Ava took the printout and walked off shaking her head.
They continued working up a list of quotations, but even Liza had to admit that their collection was obscure to say the least.
“What were you expecting?” Michael asked. “A Bible quote that said, ‘And thou shalt go forth, yea, as far as Santa Barbara, and smite the nosey actor till he dieth a nasty death’?”
“That’s not funny—” Liza began, but shut up as Ava again appeared at her door. This time, the managing editor had a slightly shell-shocked expression.
She waved the piece of paper in her hand—the printout Michael had worked up. “That story about stones from the sky? I had Hank do a search on the date you gave me. It didn’t turn up hail, but a truckload of farmworkers—illegals—was wiped out that day by a landslide. When the highway patrol investigated, they found the slide had been caused by explosives.”
The only noise in the small office was the hum of the computer.
“The other one was a little more difficult for us to get a handle on.” Ava was trying hard to stay in her usual impassive managing editor mode. “Finally, Hank ended up doing a search on Molech. Turns out he’s an ancient god whose preferred sacrifice was burnt children. That set some new parameters for our search, and we wound up with a right-wing politician commenting on sacrificing children.” She took a deep breath. “The story was about an attempt to bomb the stem cell lab at Coastal University. The date of the attempt—April fourteen.”
“I’m surprised a story like that didn’t get wider coverage,” Michael said with a frown.
Ava shrugged. “The bomb didn’t actually go off. Apparently, whoever made it messed up the recipe from
The Anarchist’s Cookbook
.”
“Another job by the lame detachment of the militia,” Liza muttered.
“What?”
But Liza waved Ava off. “It doesn’t matter.”

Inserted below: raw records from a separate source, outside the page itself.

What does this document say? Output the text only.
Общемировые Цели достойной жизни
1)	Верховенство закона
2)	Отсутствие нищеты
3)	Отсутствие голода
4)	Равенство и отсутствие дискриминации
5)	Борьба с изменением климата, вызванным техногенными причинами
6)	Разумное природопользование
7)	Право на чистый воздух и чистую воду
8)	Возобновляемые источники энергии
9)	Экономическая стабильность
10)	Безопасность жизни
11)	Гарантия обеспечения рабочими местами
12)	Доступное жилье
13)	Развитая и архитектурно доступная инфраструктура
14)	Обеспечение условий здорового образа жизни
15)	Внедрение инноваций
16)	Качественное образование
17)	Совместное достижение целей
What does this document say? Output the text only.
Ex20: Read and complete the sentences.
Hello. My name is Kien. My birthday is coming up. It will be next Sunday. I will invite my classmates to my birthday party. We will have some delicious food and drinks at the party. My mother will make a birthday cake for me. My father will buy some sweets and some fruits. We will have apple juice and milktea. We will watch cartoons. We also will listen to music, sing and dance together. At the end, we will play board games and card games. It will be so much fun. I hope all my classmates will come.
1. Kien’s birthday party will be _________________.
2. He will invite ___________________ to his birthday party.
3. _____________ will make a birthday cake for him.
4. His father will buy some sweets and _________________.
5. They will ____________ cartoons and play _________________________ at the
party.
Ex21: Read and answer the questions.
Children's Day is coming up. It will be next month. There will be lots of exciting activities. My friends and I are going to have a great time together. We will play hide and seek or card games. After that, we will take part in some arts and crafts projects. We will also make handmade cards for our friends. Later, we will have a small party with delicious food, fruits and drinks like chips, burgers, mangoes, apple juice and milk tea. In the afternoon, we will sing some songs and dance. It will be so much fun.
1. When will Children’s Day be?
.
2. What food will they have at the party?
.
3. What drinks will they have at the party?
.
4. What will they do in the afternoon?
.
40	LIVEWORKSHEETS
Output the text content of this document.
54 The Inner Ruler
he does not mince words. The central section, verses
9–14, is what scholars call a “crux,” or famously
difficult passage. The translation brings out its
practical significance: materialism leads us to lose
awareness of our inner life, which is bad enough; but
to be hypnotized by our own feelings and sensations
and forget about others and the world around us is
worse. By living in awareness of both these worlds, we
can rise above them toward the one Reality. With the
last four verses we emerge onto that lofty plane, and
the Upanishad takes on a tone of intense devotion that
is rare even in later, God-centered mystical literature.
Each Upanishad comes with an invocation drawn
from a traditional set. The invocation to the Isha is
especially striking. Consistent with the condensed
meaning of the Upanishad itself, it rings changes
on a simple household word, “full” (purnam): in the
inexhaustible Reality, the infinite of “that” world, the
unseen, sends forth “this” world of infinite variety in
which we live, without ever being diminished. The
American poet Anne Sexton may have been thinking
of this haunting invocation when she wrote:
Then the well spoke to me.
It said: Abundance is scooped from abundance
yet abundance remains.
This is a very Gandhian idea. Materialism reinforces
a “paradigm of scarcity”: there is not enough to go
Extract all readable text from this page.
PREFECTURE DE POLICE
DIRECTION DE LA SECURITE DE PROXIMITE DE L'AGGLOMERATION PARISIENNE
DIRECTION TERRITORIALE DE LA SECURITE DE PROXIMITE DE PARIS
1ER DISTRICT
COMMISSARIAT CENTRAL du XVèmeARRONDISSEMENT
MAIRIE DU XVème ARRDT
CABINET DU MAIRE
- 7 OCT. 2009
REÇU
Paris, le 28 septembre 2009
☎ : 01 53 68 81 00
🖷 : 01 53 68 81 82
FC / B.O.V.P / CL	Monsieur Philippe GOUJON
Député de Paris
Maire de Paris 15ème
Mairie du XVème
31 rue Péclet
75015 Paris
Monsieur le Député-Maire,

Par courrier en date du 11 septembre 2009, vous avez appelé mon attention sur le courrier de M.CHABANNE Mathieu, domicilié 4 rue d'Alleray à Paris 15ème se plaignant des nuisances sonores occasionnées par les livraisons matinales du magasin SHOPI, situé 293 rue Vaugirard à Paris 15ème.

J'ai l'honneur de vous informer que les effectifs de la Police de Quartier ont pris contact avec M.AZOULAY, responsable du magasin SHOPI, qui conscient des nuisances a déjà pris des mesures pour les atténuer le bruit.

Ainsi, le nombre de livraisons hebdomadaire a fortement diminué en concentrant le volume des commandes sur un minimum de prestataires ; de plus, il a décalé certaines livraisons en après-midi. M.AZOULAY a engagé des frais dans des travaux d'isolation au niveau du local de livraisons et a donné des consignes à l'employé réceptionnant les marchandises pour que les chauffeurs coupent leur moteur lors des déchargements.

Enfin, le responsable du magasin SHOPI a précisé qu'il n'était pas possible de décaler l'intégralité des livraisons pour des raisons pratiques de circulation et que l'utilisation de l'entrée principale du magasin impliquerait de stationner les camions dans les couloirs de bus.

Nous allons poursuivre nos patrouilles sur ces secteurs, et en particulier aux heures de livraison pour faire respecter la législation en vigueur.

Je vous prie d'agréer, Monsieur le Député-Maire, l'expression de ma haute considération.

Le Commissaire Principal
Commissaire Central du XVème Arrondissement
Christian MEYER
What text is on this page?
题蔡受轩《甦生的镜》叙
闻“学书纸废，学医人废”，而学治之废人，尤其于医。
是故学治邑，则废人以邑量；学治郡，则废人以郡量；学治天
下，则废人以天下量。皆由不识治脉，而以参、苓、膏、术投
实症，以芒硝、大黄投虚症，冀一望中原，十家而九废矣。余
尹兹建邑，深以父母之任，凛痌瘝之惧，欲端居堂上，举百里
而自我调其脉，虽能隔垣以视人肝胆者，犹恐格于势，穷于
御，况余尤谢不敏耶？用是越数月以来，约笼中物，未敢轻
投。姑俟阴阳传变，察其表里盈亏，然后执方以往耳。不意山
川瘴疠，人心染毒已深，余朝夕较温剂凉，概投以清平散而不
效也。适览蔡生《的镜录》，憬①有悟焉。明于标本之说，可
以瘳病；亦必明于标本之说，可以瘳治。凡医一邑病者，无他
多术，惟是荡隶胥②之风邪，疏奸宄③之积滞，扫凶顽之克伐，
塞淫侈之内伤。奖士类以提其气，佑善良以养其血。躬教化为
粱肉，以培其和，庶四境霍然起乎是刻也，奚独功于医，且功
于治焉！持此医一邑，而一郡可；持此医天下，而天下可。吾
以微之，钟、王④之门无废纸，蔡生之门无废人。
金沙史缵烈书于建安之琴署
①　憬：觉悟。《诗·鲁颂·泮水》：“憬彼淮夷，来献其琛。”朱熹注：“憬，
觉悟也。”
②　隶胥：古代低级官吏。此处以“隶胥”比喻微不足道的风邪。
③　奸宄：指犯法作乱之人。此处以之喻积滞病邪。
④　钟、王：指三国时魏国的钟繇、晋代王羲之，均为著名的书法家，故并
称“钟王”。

Michael, meanwhile, printed out his new list. “Maybe this doesn’t look so much like gibberish anymore.”
Ava snatched it away and raced back to her office. “I’ll let you know.”
She came back more than an hour later, looking a bit bleary-eyed. “Some of them didn’t pan out, but I’ve got at least three more examples of sabotage and intimidation. Looks like these guys have been busy.”
Liza, however, was busy shooing Michael out of her desk chair. “Looks like I have a phone call to make to Santa Barbara.”
She managed to find Detective Vasquez at his desk. His greeting wasn’t encouraging. “Oh. It’s you.”
Well, this time he’ll have to listen
, Liza thought. “Detective, I know you thought I was way off base when I talked about Derrick and the whole coded message thing.”
“Didn’t stop you from telling me then, and I don’t think it will stop you now,” he grunted.
Liza plowed on. “Detective Vasquez, I think I’ve managed to decode some of those puzzles. You see, the top three boxes—”
A very audible sigh from the other end warned her this was the wrong approach. “We’ve got two manufactured road accidents and a bombing attempt at a research center.” Better to go with the more serious incidents, she decided.
“And the Bible told someone to do this?”
“We think it might be several people at least, over a large geographic area,” Liza said. “The Bible citations refer to actions that have been planned in advance. You might say they’re just the trigger. But there are also dates in the messages. And on those dates, these events took place.”
“So you’ve got some crazy line from the Bible, and a date, and you’re saying that because
something
happened on that date, it happened because of a secret message.” The detective’s voice was like a bucket of ice water right in the face.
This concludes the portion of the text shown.